Self-discovery is something we do, more so when we are faced with a traumatic event – such as losing a loved one, a job, an unexpected breakup, health issues, and even children acting out in ways so very unpredicted. The suffering we endure is the most traumatic and although most of us have gone through similar situations at one point or another, there are no words that could ease the individualized hardship we face or have faced.
I know in my case, the most I am told is ‘time will heal all wounds’ and yes it does, but what is the measure of time when coping with a traumatic event. A week, a month, a year, a decade. The only thing that has helped me is that I don’t look at timelines. Meaning to say, I don’t wait around for the universe to dictate if I am ready to grow from my pain and suffering. I simply do my best daily to distract, to pamper, and to move on slowly in bits and pieces. Sure I question myself, and ask the ‘why is this happening to me,’ but I don’t dwell. I ask the question, and then I proceed to find the answer, and if I can’t find the answer at the moment, I put that thought aside, and try my best to find the positive in whatever it is that I am going through.
There is also no ranking the severity of the trauma we, at one point or another face. Meaning, my traumatic experience doesn’t outweigh yours. I may have lost a parent, you may have lost a pet. You got laid off, and I got fired, the pain and shock can feel the same yet the time to heal very different.
In light of the unexpected and very quick passing of a beloved pet, and seeing my dear loved one suffer the way she is, I can only turn to words of wisdom to better understand, cope, and endure.
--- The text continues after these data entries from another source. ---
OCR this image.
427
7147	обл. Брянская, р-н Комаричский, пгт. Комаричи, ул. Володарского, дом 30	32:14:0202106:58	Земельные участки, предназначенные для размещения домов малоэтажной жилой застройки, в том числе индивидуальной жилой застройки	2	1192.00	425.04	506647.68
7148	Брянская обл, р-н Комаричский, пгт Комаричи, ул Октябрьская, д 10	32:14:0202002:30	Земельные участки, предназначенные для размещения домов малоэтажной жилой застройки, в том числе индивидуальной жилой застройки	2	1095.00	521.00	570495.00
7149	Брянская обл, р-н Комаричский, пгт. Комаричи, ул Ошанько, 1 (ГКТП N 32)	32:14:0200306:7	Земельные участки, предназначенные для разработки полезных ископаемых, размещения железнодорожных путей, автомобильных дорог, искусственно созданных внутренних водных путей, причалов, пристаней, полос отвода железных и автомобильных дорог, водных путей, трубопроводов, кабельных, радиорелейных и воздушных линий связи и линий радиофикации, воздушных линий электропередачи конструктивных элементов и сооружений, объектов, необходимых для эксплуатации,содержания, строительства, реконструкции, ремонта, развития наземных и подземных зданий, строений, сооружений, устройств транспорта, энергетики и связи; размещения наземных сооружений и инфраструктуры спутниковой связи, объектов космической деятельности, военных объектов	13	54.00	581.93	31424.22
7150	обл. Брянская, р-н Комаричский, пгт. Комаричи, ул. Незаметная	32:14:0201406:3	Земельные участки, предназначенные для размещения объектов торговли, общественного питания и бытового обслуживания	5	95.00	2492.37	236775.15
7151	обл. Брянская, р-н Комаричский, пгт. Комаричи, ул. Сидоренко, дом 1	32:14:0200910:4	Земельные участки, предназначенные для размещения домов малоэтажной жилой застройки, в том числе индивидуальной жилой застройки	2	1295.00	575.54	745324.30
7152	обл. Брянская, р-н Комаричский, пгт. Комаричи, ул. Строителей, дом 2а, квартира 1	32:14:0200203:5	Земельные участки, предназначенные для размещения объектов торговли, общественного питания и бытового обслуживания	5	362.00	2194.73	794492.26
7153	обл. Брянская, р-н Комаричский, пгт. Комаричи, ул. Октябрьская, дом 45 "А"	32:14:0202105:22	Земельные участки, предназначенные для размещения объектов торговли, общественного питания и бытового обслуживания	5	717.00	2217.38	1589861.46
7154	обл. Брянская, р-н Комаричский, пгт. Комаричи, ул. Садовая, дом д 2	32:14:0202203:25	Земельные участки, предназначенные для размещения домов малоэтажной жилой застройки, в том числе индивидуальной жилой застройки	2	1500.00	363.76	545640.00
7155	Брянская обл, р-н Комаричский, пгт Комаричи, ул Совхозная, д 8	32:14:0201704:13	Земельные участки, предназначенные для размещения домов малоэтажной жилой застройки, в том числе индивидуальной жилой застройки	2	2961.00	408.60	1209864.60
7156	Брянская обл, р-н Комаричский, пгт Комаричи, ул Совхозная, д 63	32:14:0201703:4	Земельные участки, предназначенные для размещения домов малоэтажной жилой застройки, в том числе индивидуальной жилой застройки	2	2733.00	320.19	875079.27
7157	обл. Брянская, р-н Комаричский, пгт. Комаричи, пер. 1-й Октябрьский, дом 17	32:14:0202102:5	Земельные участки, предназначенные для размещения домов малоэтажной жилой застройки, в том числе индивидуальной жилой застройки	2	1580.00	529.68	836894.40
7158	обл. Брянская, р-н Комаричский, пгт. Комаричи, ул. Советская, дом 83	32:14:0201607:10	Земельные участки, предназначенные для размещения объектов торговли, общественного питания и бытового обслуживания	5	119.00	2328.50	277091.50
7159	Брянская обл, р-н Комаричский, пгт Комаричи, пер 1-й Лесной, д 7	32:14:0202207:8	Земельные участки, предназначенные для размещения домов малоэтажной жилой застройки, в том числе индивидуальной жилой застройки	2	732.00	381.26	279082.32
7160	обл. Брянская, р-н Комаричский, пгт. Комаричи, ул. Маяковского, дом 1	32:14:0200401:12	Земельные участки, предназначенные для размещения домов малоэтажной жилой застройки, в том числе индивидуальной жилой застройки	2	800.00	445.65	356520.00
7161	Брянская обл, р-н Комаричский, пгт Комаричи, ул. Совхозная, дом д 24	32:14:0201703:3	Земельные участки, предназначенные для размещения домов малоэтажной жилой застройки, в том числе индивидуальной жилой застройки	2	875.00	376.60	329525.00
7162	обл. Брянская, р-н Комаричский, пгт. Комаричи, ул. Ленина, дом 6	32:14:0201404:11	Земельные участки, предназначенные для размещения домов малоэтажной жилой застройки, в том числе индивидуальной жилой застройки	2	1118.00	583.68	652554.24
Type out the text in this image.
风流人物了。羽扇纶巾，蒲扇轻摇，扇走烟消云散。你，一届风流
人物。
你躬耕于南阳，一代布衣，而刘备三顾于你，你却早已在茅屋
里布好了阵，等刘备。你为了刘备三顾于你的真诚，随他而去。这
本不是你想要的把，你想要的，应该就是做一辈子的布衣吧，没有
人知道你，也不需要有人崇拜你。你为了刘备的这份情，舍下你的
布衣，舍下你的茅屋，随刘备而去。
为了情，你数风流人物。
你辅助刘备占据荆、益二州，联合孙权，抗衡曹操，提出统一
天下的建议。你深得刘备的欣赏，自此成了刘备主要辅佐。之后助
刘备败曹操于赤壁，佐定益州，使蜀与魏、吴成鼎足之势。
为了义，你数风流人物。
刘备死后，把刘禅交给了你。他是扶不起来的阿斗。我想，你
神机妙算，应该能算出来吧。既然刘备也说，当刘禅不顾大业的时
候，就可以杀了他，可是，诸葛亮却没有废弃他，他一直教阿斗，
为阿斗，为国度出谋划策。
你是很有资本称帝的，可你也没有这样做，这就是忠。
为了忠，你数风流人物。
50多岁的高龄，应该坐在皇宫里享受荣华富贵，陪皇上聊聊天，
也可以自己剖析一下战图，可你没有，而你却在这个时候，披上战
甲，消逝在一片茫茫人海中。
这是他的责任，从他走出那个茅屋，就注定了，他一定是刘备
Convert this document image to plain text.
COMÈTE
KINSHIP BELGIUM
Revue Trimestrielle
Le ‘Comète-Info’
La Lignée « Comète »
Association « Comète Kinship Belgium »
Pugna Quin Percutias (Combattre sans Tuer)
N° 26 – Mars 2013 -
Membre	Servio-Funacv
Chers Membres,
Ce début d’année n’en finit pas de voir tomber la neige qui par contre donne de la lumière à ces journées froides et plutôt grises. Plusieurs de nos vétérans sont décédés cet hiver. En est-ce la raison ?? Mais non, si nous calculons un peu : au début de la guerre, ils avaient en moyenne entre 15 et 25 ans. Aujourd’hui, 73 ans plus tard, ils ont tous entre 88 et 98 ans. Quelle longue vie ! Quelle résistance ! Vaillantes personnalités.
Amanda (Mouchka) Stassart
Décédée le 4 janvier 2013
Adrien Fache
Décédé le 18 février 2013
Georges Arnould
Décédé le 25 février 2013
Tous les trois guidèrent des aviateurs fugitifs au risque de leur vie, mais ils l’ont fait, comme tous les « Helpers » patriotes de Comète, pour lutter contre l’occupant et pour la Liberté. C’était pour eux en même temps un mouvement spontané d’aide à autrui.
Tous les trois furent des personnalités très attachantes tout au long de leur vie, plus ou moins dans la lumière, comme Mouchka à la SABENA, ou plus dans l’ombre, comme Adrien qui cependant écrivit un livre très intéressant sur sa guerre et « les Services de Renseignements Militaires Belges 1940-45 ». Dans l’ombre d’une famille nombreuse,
And when I feel the sudden-gut-wrenching pain, I will reflect upon these excerpts, and one day I will pass on this to my dear one and hope she can also find peace within her heart.
It’s normal to ruminate about your pain, to question the meaning of it all, and to feel any combination of guilt, shame, fear, and loneliness. This can really suck. You end up playing the trauma over and over again in your head, like a bad movie you’re forced to watch in a theater where you’re strapped to the chair and your eyelids are taped open. It doesn’t feel real. And each replay feels almost as painful as the last. It’s like your brain punching itself over and over again for months, or even years, on end.
In fact, trauma is actually a fact of life. And not only do most of us not succumb to severe mental breakdowns, but many people end up growing and developing into stronger people due to their past pains. As many as 90% of people who experience a traumatic event also experience at least one form of personal growth in the following months and years.
It turns out that trauma in our lives, in whatever form it takes, isn’t actually the thing that makes us “stronger”. It’s what comes after the trauma that really matters. It’s not the survival of trauma that makes you stronger, it’s the work you put in as a result of the trauma that makes you stronger.
Our natural inclination when something horrible happens is to ask, “Why me? What did I do to deserve this?” Generally, the younger we are, or the worse the experience, the more we will naturally come to blame ourselves for our pain. We will come to feel that there must be something inherently wrong with us and that we did something to bring the situation upon ourselves. It’s important to recognize this and to stop it before it goes too far. We did nothing to deserve our trauma. Nobody deserves trauma. But deserving is not the point. It’s just something that happens.
Because trauma confronts us with the possibility of our own mortality, and with the possibility that most of what we thought was true about the world may not be, it has the interesting side effect of exposing what we’ve been taking for granted for most of our lives. It’s extreme pain that has an uncanny ability to clarify what actually matters in our lives, and removes any inhibition or doubt as to whether we should take advantage of it or not.
Find a friend, a family member, a therapist, your pet iguana, and share your experience, your feelings, your doubts, and your fears that surround your trauma. Some of the most profound wisdom in your life will come from your trauma, but that wisdom can never be realized if you don’t share it in some form or another.
There’s a stigma in our culture around sharing our pain. Unfortunately, disclosing that we’re hurting runs up against a number of taboos — that we should be positive and pleasant, that our problems are just that, our problems, and that the self-reliance of people means we get what we deserve.
It’s sharing our own personal pain that allows us to move beyond it. Because it’s one thing to just sit and intellectualize our problems to ourselves. But once we share and mold that meaning out in the world around us, our pain becomes something outside of us. And because it’s now outside of us, we are finally able to live without it.